OFAC is responsible for defining, administering and enforcing economic and trade sanctions programs based on US policy and national security goals against targeted foreign countries and regimes, as well as terrorists, international narcotics traffickers, people engaged in weapons of mass destruction proliferation and other activities conceived of as threats to US national security. Many of the sanctions are based on United Nations or other international mandates and involve close cooperation with other governments. OFAC sanctions programs may overlap with those administered with other international actors.
Who must comply with OFAC regulations?
All US persons must comply with OFAC regulations, regardless of where they are located. All Kountable businesses and employees acting on behalf of Kountable businesses are considered US persons.
Kountable’s Compliance team checks the names of all businesses and individuals we work with in an OFAC screening database. Additionally, banks servicing Kountable in the US and abroad may check transaction information against OFAC or other sanctions lists.

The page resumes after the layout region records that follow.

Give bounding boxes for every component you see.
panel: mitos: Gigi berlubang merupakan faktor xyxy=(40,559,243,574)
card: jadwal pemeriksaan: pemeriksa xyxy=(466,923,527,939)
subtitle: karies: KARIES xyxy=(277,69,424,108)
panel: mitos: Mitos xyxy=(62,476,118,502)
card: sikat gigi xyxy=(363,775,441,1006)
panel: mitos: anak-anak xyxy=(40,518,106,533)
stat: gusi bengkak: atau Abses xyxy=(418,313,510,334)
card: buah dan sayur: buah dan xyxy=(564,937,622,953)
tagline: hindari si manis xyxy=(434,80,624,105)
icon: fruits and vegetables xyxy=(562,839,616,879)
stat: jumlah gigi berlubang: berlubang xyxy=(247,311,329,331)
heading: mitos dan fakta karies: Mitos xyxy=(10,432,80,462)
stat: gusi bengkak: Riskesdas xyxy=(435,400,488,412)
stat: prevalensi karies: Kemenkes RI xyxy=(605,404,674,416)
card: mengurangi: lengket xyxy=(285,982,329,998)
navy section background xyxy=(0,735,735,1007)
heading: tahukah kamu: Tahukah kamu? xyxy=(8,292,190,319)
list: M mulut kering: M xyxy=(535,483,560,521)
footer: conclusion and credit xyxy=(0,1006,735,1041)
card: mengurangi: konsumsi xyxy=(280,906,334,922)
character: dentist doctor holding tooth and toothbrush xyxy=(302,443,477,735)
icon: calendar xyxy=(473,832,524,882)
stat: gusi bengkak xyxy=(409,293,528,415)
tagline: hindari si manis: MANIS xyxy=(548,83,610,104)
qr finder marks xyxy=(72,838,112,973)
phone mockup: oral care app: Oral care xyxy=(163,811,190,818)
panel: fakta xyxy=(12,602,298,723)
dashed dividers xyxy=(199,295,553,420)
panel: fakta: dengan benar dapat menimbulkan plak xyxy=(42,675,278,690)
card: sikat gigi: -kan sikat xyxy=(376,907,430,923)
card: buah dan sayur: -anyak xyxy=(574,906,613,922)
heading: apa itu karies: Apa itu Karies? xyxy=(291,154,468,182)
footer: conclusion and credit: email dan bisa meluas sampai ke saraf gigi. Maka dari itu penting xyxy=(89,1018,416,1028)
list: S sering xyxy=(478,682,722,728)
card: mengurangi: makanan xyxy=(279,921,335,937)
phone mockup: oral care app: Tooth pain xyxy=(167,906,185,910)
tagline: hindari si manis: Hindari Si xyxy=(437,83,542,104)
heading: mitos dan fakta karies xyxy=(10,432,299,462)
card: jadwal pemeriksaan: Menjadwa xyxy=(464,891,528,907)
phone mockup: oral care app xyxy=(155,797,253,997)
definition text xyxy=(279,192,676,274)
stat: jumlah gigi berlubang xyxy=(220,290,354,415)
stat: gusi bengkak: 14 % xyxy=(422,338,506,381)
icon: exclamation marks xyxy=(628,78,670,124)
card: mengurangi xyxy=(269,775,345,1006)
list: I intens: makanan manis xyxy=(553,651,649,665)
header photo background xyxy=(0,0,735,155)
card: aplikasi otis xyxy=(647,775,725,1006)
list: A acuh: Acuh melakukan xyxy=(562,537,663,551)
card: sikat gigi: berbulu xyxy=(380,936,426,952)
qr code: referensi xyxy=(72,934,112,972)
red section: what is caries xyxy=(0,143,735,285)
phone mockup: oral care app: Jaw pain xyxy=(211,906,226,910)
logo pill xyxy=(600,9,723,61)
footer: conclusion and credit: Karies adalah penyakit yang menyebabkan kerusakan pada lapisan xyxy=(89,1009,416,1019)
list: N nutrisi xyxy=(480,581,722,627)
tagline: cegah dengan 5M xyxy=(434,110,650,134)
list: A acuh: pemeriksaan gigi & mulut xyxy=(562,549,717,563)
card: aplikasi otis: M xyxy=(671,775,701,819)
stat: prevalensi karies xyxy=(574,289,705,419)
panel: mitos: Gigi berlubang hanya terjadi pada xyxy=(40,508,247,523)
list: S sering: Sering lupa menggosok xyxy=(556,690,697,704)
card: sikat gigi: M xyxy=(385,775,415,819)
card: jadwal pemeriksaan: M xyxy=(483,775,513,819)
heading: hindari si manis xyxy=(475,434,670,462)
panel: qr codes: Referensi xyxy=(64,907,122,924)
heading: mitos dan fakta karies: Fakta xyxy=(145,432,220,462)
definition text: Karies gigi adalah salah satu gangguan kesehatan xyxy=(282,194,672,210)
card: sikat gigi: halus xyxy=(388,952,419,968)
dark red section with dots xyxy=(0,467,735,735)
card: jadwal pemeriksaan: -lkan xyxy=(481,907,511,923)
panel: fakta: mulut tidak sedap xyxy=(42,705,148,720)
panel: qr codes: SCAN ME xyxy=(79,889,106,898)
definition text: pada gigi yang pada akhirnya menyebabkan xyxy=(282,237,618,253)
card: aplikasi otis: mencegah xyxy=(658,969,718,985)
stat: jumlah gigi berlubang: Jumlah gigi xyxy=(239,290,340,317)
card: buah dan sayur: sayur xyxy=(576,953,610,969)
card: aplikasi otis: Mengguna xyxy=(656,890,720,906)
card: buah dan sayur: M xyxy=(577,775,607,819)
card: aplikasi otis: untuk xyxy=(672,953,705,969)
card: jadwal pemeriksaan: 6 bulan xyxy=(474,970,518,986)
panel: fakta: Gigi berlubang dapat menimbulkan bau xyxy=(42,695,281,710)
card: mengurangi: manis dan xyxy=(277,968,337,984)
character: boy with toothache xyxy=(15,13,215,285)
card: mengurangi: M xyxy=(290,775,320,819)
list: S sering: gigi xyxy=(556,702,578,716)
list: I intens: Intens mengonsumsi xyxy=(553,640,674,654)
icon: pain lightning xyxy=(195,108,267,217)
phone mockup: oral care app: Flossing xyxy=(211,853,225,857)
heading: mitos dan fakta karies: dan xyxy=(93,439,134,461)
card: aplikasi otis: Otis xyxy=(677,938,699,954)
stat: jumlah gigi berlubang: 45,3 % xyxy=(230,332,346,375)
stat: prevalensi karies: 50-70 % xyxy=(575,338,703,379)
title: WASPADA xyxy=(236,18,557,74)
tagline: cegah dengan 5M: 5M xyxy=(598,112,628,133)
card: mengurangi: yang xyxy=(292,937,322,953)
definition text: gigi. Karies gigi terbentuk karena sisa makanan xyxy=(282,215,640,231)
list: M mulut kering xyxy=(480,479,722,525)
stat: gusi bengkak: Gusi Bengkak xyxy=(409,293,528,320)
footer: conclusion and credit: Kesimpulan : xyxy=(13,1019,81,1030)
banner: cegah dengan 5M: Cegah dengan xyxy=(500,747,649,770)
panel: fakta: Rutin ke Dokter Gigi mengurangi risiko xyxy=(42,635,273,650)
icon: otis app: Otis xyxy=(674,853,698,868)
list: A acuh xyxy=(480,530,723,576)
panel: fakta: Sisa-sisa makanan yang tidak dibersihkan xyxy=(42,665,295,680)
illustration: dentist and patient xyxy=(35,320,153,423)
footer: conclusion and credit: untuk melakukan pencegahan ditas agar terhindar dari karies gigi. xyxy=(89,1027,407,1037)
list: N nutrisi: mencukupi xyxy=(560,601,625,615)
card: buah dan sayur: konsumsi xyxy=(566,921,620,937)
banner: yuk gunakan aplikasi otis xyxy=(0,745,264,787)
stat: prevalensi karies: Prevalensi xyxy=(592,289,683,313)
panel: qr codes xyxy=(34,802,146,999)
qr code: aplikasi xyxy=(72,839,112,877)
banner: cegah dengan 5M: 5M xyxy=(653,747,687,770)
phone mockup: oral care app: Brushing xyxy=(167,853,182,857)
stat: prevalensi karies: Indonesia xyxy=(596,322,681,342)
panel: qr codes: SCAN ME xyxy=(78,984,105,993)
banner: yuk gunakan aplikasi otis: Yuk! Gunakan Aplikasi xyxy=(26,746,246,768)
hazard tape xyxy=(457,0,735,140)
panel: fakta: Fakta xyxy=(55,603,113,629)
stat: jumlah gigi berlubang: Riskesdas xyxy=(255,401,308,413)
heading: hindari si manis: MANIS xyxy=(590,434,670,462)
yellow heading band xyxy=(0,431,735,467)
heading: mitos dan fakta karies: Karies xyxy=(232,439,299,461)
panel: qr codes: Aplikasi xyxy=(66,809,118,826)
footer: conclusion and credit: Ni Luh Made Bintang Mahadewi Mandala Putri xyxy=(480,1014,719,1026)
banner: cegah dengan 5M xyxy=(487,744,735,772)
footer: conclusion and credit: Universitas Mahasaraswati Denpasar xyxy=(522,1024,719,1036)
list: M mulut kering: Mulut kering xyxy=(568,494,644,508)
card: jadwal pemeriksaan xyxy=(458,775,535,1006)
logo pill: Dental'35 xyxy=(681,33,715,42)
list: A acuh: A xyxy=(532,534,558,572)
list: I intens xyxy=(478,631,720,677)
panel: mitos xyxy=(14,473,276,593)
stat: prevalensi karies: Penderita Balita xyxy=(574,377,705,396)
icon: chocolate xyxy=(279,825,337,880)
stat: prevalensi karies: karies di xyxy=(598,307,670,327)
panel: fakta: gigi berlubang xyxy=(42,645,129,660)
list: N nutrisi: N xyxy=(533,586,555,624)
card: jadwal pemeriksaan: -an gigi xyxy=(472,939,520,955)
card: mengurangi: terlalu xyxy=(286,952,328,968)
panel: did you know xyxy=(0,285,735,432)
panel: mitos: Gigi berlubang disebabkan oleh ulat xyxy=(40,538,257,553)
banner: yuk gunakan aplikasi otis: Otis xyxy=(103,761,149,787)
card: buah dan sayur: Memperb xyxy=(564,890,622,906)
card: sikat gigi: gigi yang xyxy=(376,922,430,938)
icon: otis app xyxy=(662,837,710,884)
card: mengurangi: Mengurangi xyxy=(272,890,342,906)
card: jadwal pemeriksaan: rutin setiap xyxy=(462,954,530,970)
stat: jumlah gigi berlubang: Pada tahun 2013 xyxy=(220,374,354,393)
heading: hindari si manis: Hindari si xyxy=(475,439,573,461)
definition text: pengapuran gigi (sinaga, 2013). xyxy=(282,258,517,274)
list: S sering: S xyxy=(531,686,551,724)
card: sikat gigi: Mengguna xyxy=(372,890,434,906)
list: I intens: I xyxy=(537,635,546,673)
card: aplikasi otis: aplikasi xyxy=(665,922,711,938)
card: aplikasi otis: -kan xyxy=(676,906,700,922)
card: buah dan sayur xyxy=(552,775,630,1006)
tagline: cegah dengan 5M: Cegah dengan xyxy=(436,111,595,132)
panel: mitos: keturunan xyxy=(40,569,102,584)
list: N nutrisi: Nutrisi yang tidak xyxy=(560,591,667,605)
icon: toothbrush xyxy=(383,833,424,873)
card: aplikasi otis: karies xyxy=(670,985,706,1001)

This is because the institutions themselves are required to ensure money passing through them is not destined for or originating from a sanctioned entity.
What happens when a wire is delayed?
If a wire is delayed due to reasons related to OFAC, in general Kountable’s bank will alert us about the delay and request that we clarify that the wire has nothing to do with a sanctioned entity. Reasons wires may be stopped vary greatly, and can be for something as minor as an invoice code containing an acronym that is flagged on a sanctions list.
Once the Compliance and Finance teams have responded to any questions about a wire, there is nothing more we can do to expedite payment, as it is up to the bank to resume the wire.
Can OFAC reject a payment to the supplier?
No, it would be rejected for a bank’s OFAC or other screening enforcement policy; OFAC itself would not become involved unless they were alerted to suspicious activity or a violation were to be found.
On what grounds would a payment be rejected?
Wires may be rejected because some information in the payor/payee details triggered an alarm at a financial institution involved in the payment. Financial institutions are, per US law, responsible for money they may both transmit and receive, so assume all transactions are being closely monitored.
Can you anticipate when a payment will be held up?
No, even after we have run the supplier through the OFAC lists and done our due diligence, there is no definitive way to predict a delay from the bank.